The Washington Post
Dysfunctional politics, a lack of funding for public health and a rush to reopen the economy ignited the resurgence of the virus
Six months after the coronavirus appeared in America, the nation has failed spectacularly to contain it. The country’s ineffective response has shocked observers around the planet.
Many countries have rigorously driven infection rates nearly to zero. In the United States, coronavirus transmission is out of control. The national response is fragmented, shot through with political rancor and culture-war divisiveness. Testing shortcomings that revealed themselves in March have become acute in July, with week-long waits for results leaving the country blind to real-time virus spread and rendering contact tracing nearly irrelevant.

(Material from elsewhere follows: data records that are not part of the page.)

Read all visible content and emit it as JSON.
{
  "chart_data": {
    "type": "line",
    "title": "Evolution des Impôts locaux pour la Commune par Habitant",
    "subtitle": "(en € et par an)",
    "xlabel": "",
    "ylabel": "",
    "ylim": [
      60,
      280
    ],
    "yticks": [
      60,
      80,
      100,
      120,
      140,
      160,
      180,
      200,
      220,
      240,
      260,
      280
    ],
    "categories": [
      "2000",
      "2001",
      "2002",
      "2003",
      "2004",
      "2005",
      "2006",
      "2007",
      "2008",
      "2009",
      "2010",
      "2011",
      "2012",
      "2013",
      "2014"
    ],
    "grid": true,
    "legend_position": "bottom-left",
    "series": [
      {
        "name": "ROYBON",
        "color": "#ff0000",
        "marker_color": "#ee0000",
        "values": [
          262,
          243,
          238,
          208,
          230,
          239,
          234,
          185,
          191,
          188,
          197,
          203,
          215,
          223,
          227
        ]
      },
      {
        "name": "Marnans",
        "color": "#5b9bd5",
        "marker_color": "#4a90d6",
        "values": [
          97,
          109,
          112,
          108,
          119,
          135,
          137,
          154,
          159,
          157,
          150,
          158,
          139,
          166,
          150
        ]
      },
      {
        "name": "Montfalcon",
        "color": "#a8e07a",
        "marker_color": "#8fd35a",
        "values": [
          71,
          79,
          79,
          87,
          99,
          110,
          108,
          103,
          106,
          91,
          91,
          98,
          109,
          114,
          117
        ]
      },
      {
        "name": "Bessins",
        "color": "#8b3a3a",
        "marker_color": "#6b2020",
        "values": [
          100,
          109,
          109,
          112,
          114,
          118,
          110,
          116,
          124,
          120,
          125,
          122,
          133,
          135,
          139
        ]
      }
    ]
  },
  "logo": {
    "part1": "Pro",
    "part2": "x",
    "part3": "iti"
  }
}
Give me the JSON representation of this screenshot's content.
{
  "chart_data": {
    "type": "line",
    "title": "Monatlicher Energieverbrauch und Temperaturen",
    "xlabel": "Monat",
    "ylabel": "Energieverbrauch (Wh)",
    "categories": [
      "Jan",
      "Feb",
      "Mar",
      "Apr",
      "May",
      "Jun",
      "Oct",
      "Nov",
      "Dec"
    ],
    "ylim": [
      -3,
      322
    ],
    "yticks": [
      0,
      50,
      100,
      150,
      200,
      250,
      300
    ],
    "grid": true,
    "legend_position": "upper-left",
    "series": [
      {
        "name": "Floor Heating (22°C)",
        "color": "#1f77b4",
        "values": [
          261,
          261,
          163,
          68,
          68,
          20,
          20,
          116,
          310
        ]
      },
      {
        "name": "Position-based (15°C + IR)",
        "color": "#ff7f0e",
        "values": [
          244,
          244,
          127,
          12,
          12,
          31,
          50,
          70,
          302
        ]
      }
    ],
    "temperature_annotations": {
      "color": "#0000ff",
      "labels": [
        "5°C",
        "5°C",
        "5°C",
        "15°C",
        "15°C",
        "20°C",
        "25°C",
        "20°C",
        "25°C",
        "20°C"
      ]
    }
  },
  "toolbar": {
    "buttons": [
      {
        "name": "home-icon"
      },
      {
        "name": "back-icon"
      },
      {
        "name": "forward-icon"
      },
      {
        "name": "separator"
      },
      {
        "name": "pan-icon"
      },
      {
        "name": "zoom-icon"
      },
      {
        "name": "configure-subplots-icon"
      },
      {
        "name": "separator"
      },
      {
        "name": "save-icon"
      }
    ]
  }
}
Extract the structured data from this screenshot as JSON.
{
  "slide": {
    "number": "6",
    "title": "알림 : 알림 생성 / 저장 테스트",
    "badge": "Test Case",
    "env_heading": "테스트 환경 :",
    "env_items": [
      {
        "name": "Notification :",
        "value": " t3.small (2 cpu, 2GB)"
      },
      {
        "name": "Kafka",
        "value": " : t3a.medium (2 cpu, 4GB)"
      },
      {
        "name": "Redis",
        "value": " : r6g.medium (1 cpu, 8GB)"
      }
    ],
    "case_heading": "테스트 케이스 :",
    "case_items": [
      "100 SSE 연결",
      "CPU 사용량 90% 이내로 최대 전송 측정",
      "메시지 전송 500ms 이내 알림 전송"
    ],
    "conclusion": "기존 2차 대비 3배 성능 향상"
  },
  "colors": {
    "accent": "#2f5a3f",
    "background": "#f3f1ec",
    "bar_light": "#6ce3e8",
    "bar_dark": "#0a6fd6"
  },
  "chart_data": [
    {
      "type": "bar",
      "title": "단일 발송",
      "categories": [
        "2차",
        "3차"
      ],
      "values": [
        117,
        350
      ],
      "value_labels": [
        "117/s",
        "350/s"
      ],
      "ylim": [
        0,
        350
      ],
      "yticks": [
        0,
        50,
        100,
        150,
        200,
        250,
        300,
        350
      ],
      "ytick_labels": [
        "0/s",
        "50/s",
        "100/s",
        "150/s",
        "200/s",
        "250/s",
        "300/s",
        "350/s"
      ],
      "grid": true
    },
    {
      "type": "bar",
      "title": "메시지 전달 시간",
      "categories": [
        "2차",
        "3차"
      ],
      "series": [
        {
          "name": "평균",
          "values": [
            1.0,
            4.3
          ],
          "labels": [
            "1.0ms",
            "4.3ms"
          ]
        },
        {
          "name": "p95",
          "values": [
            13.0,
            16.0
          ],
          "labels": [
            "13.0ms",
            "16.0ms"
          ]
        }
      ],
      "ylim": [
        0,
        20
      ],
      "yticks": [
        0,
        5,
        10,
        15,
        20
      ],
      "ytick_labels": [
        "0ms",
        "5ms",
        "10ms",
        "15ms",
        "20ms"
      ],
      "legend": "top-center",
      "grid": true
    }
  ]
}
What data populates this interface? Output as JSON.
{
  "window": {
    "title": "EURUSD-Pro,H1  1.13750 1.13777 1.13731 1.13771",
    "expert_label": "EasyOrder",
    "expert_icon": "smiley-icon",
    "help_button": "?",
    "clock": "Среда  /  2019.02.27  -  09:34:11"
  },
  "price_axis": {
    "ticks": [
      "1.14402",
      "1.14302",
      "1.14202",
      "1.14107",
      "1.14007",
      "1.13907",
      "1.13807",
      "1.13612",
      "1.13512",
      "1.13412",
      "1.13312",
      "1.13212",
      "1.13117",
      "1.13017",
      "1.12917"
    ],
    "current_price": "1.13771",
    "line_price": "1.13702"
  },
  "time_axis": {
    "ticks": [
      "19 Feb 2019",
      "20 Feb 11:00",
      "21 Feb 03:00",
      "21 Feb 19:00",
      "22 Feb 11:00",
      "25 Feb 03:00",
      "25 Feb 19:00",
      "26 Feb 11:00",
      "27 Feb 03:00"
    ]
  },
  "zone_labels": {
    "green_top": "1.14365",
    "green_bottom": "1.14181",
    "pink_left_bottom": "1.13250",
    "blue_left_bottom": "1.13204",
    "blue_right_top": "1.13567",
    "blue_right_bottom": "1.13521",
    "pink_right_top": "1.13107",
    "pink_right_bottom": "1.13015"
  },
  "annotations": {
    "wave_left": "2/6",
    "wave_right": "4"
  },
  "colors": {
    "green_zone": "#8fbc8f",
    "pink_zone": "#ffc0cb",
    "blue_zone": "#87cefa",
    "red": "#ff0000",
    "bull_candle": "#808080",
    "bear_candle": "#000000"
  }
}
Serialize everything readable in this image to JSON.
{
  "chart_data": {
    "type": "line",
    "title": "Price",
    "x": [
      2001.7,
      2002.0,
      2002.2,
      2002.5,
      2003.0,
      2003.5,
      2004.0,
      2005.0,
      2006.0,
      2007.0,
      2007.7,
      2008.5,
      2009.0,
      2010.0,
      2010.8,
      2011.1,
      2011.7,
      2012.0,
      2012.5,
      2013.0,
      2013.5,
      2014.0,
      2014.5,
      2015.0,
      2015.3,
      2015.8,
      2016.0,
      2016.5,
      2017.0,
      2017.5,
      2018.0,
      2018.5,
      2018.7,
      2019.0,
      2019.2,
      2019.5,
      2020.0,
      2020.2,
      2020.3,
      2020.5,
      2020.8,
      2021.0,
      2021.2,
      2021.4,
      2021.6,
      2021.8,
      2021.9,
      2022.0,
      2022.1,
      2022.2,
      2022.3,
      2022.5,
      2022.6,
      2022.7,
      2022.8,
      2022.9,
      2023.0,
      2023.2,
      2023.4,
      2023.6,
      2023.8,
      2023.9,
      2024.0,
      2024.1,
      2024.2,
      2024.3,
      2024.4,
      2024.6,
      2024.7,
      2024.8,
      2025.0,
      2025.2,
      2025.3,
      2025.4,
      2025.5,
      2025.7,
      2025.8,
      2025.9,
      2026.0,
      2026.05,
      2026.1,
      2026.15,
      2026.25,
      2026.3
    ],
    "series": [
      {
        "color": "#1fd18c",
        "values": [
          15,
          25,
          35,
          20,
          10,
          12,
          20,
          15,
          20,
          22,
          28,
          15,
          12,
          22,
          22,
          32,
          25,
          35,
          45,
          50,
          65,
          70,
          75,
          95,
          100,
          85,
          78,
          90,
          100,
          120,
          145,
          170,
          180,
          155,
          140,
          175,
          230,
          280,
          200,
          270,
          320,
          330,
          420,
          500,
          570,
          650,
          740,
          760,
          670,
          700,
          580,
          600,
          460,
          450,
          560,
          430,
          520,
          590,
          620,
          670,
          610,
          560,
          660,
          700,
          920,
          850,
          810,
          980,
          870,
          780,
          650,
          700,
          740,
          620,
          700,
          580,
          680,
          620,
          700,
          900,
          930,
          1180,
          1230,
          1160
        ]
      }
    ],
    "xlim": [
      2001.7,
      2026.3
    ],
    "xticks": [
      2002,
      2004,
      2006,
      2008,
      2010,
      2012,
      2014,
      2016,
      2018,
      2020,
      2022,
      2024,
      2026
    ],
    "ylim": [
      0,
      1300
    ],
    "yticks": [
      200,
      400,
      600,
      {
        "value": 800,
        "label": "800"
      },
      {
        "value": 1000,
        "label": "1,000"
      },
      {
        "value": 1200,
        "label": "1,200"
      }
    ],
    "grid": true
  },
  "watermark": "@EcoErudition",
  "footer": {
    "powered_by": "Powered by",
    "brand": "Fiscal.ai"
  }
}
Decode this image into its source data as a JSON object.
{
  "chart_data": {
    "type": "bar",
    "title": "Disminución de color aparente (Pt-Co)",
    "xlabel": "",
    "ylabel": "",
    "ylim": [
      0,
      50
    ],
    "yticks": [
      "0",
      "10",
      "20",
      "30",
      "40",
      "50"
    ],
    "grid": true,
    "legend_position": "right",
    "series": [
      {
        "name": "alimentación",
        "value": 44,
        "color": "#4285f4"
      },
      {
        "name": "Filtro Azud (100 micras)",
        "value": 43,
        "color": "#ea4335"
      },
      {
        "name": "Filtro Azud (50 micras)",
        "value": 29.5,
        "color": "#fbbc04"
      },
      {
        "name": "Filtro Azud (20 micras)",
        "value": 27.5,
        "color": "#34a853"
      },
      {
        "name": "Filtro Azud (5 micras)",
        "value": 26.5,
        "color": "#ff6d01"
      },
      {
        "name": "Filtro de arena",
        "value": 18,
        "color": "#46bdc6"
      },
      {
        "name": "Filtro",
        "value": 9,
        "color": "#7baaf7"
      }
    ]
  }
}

The United States may be heading toward a new spasm of wrenching economic shutdowns or to another massive spike in preventable deaths from covid-19 — or both.
How the world’s richest country got into this dismal situation is a complicated tale that exposes the flaws and fissures in a nation long proud of its ability to meet cataclysmic challenges.
The fumbling of the virus was not a fluke: The American coronavirus fiasco has exposed the country’s incoherent leadership, self-defeating political polarization, a lack of investment in public health, and persistent socioeconomic and racial inequities that have left millions of people vulnerable to disease and death.
In this big, sprawling, demographically and culturally diverse nation, the decentralized political structures gave birth to patchwork policies that don’t make sense when applied to a virus that ignores state boundaries and city limits.
While other countries endured some of the same setbacks, few have suffered from all of them simultaneously and catastrophically. If there was a mistake to be made in this pandemic, America has made it.
The single biggest miscalculation was rushing to reopen the economy while the virus was still spreading at high rates through much of the country, experts say. The only way to reopen safely, epidemiologists said as far back as early April, was to “crush the curve” — to drive down the rate of viral transmission to the point that new infections were few and far between.
Many countries did just that. The United States did not follow the expert advice. Now, the curve is crushing America.